Prince Caspian is Anything but Charming

30 05 2008

Prince Narnia Poster

“The Chronicles of Narnia: Prince Caspian” 2008

Starring: Ben Barnes, Georgie Henley, Skandar Keynes, William Moseley, and Anna Popplewell

A friend recommended that I rent “The Chronicles of Narnia: The Lion, the Witch, and the Wardrobe” before seeing the latest Narnia installment “Prince Caspian.” Logical advice, of course, but even so, it was advice that I ultimately chose to ignore. Instead, I walked into the theater with the hope that I’d be able to offer other first-timers insight into whether or not the film was worth seeing as an independent entity.

Verdict: Not so much. But not because I felt lost for not seeing the first Narnia film. Throughout the film, I did maintain a vague confusion about certain plot mechanics that were undoubtedly explained in “The Lion, the Witch, and the Wardrobe,” but this was not the reason why I choose not to endorse this film.

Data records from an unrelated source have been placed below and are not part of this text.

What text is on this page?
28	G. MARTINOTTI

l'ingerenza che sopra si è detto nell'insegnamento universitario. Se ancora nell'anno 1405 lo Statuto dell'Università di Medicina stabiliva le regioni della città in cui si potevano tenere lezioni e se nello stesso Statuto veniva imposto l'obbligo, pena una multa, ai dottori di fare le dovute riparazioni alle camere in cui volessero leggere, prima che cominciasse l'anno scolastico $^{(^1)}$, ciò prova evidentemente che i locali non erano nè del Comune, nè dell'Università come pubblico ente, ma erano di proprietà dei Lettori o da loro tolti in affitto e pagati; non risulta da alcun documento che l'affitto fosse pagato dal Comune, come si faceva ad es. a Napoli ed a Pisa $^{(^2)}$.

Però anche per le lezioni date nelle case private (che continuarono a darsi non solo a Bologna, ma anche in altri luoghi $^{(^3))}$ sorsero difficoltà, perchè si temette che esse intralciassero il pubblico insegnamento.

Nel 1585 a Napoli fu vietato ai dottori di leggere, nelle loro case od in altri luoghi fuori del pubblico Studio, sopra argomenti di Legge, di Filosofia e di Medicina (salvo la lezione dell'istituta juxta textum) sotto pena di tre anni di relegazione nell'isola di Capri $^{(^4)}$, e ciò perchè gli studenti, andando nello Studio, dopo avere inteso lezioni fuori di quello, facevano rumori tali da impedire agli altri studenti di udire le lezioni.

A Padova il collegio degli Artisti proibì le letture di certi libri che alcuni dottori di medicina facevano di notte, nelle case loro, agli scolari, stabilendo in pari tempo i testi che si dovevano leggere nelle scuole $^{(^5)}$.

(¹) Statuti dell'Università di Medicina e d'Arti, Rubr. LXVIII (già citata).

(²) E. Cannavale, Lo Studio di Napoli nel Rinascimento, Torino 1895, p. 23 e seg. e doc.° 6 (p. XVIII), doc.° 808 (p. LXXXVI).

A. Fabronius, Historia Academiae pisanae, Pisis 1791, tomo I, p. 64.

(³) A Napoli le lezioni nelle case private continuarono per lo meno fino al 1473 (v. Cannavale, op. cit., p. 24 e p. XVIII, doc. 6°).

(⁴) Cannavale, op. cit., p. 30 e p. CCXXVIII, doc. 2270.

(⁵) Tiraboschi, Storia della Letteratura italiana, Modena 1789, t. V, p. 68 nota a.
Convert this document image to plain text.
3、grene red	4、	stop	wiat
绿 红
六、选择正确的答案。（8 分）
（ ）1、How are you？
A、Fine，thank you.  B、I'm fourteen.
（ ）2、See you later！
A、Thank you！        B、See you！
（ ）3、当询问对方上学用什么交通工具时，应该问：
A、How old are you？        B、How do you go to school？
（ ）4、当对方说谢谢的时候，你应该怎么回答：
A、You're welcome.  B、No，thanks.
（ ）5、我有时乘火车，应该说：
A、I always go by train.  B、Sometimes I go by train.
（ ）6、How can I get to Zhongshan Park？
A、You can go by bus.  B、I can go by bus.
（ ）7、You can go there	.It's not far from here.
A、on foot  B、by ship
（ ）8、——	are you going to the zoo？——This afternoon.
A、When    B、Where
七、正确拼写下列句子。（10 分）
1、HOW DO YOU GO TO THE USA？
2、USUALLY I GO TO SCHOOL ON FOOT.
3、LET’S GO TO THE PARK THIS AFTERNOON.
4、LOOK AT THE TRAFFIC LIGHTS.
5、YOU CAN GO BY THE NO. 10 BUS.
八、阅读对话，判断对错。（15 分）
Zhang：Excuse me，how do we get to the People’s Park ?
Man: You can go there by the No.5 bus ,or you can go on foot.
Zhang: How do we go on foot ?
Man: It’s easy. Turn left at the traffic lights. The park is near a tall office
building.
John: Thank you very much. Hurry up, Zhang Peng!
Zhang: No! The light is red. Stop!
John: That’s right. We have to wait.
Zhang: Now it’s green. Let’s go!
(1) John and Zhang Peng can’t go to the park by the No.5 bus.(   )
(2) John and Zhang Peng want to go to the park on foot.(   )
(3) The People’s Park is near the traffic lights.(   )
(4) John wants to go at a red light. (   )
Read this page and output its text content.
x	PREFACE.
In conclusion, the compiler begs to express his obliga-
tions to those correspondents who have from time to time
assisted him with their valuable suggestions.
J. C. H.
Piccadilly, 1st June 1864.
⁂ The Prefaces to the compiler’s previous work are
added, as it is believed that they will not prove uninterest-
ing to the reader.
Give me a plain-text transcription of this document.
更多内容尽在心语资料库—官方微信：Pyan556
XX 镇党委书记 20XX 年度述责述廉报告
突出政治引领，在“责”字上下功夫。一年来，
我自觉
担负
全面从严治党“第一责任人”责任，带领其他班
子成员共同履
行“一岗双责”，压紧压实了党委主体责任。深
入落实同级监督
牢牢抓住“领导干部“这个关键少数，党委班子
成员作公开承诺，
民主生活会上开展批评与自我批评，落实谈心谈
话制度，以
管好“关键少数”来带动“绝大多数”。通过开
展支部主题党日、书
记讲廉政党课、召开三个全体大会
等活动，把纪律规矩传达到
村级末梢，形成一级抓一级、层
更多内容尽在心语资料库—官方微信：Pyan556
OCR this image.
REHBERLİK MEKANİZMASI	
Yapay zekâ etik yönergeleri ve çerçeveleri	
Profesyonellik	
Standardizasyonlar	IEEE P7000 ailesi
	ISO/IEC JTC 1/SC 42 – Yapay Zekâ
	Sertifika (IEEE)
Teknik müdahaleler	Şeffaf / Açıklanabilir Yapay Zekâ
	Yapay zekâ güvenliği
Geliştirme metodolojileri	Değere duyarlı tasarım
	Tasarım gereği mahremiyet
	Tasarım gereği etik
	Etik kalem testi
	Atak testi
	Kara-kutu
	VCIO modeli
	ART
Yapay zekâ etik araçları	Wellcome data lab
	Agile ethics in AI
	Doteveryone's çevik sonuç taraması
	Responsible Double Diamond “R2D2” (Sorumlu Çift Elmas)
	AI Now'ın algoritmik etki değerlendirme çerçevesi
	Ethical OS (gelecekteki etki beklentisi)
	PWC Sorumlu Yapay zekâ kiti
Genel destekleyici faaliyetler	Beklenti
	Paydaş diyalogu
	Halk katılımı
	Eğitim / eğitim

The characters were only moderately likeable, and boring battle scenes dominated most of the two-plus hours of running time. I felt cheated by the ending. After spending more than half the film watching the underdogs try to hold their own against the villains, a previously uninvolved party essentially swooped in to save the day. What is supposed to be a magnificent victory ends up being thoroughly disappointing because the heroes don’t have much of a hand in it. The film halfheartedly positions itself for a romance between two principal characters through such indications as lingering starry-eyed gazes and a valiant rescue evocative of a tired fairy-tale. But the characters have little chemistry to begin with, and the film compounds this by giving them as little time alone onscreen as possible. By the time she declares that their love affair would be doomed from the start, we had almost forgotten that a romance was ever implied in the first place.

That said, the strength of “The Chronicles of Narnia: Prince Caspian” lay in its special effects. For some people, nine bucks and a couple of hours are a more than fair trade for such a visual spectacular. For me, I need a little more.

As someone slightly unappreciative of computer graphics and animation (due more to my disinterest in such vehicles for entertainment than for any other reason), I found it difficult to be inspired by the walking, talking, sometimes squawking computer creations alone. Narnia looks too much like a fairy tale kingdom where human beings and animated images live in harmony. Kind of like in the film “Who Framed Roger Rabbit,” except that “Narnia” wants for us to look at its animated characters with some confusion over who or what is real and what is not. In the end, it didn’t fool me.